Gratis-«SoZ» für die «BaZ»

Die vor einem knappen Jahr lancierte siebte Ausgabe der «Basler Zeitung» wird am Sonntag, 24. Februar 2013, zum letzten Mal erscheinen. Ab dem 3. März 2013 sollen die «BaZ»-Abonnenten dafür dann jeweils die «SonntagZeitung» aus dem Hause Tamedia zugestellt erhalten – gratis und franko, notabene. Dies gaben die beteiligten Verlage am vergangenen Freitag bekannt (Medienmitteilung).

So kann man natürlich auch Auflage bolzen. Das Gratisangebot ermöglicht es der serbelnden «SonntagsZeitung» nämlich, die Auflage auf einen Schlag von 175’000 auf 250’000 Exemplare zu erhöhen.

Zugleich begibt sich die «BaZ» damit in eine noch stärkere Abhängigkeit von Tamedia, liegt dem Basler Blatt samstags doch bereits das «Magazin» der Zürcher bei, und auch im Online-Bereich übernimmt «bazonline.ch» den überwiegenden Teil der Inhalte von der zu Tamedia gehörenden Newsnet-Redaktion. Selbst der Druck der «BaZ» könnte demnächst zu den Zürchern übergehen. Auf Nick Lüthis Feststellung «Der Druckauftrag der BaZ ist so gut wie bei Tamedia und die Druckerei in Basel kann abgewickelt oder veräussert werden» gab der scheidende Tamedia-CEO Martin Kall der «Medienwoche» jedenfalls zur Antwort:

«Da müssen wir zuerst einmal sehen, was die Eigentümer mit der Druckerei machen wollen. Wir hoffen natürlich, dass wir der leistungsfähige Partner sind.
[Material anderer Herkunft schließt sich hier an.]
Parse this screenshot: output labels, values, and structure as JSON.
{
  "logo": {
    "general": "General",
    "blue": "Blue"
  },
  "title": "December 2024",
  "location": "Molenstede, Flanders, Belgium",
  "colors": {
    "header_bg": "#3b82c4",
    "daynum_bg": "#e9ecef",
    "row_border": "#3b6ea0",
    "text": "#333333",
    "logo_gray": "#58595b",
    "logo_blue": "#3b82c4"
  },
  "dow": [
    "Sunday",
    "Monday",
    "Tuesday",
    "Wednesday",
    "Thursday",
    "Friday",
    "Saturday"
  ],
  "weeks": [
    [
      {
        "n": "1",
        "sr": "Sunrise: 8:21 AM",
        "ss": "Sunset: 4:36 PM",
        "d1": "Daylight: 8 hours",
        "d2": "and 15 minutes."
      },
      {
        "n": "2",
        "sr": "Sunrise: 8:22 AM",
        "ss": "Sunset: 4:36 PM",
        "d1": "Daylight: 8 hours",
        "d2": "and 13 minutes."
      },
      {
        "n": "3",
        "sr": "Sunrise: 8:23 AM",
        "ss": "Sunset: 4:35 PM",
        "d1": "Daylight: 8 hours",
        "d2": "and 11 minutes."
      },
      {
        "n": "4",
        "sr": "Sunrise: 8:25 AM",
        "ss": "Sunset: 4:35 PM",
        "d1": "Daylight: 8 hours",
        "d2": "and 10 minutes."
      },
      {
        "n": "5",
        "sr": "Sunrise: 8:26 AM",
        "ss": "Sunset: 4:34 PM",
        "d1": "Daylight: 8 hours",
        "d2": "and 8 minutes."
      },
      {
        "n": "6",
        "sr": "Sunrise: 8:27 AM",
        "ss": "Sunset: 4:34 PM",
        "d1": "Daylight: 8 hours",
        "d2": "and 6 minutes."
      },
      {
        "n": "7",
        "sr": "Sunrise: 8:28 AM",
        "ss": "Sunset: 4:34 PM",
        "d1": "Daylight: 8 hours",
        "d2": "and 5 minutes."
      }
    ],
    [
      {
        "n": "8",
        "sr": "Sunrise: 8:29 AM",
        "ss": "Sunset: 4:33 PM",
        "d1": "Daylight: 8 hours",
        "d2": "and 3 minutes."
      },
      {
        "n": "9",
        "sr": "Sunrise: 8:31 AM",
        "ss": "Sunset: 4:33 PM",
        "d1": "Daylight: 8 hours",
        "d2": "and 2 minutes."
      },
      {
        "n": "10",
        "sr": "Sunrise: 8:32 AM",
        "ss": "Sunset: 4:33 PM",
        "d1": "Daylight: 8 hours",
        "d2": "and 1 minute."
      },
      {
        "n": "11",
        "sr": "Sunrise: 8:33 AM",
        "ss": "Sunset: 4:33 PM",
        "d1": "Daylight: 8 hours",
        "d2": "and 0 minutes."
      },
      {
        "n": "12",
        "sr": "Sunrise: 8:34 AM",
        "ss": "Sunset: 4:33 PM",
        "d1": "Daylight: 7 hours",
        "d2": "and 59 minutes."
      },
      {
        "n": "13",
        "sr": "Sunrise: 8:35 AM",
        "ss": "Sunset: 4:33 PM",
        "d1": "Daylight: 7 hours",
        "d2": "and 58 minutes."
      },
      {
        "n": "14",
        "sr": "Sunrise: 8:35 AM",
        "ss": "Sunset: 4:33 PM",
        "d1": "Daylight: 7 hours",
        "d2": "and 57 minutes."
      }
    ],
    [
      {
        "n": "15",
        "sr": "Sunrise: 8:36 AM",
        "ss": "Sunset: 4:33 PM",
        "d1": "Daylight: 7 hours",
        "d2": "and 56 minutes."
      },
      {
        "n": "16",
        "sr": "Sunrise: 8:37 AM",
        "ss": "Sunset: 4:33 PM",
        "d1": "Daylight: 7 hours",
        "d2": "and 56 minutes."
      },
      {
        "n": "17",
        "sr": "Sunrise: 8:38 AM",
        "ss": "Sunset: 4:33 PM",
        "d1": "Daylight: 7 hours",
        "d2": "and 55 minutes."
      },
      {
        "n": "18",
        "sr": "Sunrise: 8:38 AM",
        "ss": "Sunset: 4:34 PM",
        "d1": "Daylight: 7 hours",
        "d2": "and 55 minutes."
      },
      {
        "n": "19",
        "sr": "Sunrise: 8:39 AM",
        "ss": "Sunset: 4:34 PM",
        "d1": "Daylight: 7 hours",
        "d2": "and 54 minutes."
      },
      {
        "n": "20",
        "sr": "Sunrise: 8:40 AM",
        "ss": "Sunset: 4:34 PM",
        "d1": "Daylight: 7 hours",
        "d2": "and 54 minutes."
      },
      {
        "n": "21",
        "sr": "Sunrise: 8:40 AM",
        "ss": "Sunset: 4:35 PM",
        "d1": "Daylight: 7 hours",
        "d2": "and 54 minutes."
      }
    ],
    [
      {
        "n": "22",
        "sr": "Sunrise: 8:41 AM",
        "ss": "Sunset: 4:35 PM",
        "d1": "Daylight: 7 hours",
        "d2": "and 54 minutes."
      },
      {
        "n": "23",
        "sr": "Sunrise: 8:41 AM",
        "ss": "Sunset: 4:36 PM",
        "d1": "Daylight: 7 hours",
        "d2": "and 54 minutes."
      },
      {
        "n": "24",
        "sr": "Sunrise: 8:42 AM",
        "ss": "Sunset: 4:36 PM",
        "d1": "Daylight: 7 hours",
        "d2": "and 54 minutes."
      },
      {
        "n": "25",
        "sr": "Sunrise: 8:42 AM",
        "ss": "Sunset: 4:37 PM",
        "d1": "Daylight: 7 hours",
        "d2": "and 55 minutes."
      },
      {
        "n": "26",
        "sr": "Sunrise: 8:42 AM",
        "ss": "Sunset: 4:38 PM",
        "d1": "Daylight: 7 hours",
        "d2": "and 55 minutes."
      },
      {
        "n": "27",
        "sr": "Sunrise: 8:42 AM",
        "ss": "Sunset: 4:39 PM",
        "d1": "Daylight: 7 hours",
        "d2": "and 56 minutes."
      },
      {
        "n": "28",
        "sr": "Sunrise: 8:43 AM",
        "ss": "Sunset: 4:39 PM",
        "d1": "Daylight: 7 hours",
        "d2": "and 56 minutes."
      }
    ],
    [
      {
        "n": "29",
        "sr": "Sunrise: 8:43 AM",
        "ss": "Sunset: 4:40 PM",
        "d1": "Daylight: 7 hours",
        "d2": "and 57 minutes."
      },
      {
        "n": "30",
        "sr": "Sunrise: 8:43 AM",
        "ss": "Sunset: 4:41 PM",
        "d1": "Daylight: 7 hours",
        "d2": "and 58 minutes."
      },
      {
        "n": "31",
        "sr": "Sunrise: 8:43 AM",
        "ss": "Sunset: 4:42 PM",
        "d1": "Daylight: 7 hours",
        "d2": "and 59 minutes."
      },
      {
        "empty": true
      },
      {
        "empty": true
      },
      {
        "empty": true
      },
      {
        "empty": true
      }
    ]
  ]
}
Das war immer unsere Stärke in der Zusammenarbeit mit den Baslern, deshalb hat sich diese Zusammenarbeit unter verschiedensten Eigentümern über Jahre gehalten. Das hat uns wahrscheinlich unterschieden von allen anderen, die immer nur das Ziel hatten, alles besitzen zu wollen.»

Der Einschätzung von Rainer Stadler in der «NZZ» kann man sich also nur anschliessen:

«Das Geschäft [i.e. die Gratis-«SoZ» für die «BaZ»] verdeutlicht, auf welche Weise die in der Schweiz an die Decke stossende Tamedia in der Schweiz weiter wachsen will – durch Kooperationen, welche die formale Unabhängigkeit der Partner bewahren. Wobei evident ist, dass Tamedia die führende Rolle spielt. Christoph Blocher hatte sich in Basel engagiert, um dort eine von den Zürcher Verlagen unabhängige Zeitung zu bewahren. Diese Autonomie schrumpft allerdings zusehends. Bleibt am Schluss mehr übrig als eine Schein-Unabhängigkeit?»